En cheminant
Au Jardin des Plantes, que je traverse presque tous les jours depuis plus de vingt ans, j'ai toujours cru qu'il n'y avait qu'un arbre aux kakis. Ce n'est que cet après-midi que j'ai découvert qu'il y en avait en réalité deux.
Je connaissais le grand et vieux plaqueminier solitaire qu'on aperçoit de la rue. Mais ce jeune arbre, jonglant de tous ses bras de Shiva avec ses fruits colorés, ce jeune arbre devant lequel j'étais passée des milliers de fois, je le voyais pour la première fois.
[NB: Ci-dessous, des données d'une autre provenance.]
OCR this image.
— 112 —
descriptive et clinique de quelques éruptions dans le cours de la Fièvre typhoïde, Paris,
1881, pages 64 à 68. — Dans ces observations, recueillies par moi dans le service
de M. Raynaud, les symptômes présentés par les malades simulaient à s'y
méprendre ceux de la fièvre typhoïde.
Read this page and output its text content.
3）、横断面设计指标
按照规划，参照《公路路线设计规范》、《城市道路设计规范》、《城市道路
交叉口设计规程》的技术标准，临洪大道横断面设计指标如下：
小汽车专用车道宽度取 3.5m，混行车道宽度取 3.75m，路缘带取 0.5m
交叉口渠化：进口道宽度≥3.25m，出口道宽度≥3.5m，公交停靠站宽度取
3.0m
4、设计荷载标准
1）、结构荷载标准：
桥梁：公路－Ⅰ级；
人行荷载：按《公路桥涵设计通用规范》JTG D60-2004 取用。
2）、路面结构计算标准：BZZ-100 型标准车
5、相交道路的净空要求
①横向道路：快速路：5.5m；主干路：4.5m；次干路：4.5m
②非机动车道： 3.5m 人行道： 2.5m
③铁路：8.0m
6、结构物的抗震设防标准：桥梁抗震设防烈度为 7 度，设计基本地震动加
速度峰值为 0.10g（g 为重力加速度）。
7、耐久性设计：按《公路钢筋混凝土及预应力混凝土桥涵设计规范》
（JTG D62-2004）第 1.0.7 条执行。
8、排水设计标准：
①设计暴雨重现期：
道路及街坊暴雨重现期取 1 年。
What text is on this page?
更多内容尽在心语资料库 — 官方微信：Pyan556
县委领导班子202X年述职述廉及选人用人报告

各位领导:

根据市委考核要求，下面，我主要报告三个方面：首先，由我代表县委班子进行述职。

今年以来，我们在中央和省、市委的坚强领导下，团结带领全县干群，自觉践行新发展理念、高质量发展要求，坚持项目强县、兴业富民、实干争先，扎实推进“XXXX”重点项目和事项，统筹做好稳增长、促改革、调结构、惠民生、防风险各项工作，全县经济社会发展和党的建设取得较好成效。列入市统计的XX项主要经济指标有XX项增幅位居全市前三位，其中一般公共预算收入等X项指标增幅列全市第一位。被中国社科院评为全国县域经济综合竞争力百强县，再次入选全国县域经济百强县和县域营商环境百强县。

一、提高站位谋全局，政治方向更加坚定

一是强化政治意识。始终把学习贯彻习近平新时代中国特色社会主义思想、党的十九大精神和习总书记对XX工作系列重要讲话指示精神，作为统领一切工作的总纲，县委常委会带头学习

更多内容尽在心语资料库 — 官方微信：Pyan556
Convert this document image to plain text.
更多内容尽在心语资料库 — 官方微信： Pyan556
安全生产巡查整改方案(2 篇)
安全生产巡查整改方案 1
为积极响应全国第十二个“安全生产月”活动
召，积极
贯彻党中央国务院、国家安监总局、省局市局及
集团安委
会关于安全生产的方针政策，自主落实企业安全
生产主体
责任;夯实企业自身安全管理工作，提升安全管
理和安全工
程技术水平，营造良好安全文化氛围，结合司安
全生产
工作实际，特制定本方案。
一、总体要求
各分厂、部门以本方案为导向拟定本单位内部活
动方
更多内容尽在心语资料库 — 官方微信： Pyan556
C'est qu'on avait planté dans l'herbe, pour égayer l'hiver, des fleurs de papier coloré. C'est que le jour était trempé de brume. C'est que mon oeil avait cheminé, fuyant le gris pour suivre en bas la piste des fleurs bariolées, jusqu'aux fruits tout là-haut qui rayonnaient dans l'ombre. Empruntant cette route nouvelle que la couleur lui proposait, mon regard paresseux avait enfin remarqué les kakis, que jusque-là il ne distinguait pas dans leur bosquet terne et confus.
Ce n'est pas l'oeil qui voit, c'est l'esprit. Et ce qu'il parvient à distinguer du monde il ne le distingue que parce qu'il a suivi le cheminement qui le lui permettait. D'où vient qu'il y a tant de choses que nul ne voit et qui sont pourtant sans doute parfaitement visibles : mais le chemin si simple qui pourrait y conduire nos regards n'a pas encore été tracé à nos esprits routiniers.
Les grands artistes, les grands découvreurs, ce sont justement les jardiniers de la pensée, qui plantent aux allées mornes de l'habitude les fleurs nouvelles et si vives de leur savoir ou de leur fantaisie, ouvrant à nos regards ces clairs chemins qui pourront le conduire un peu plus haut.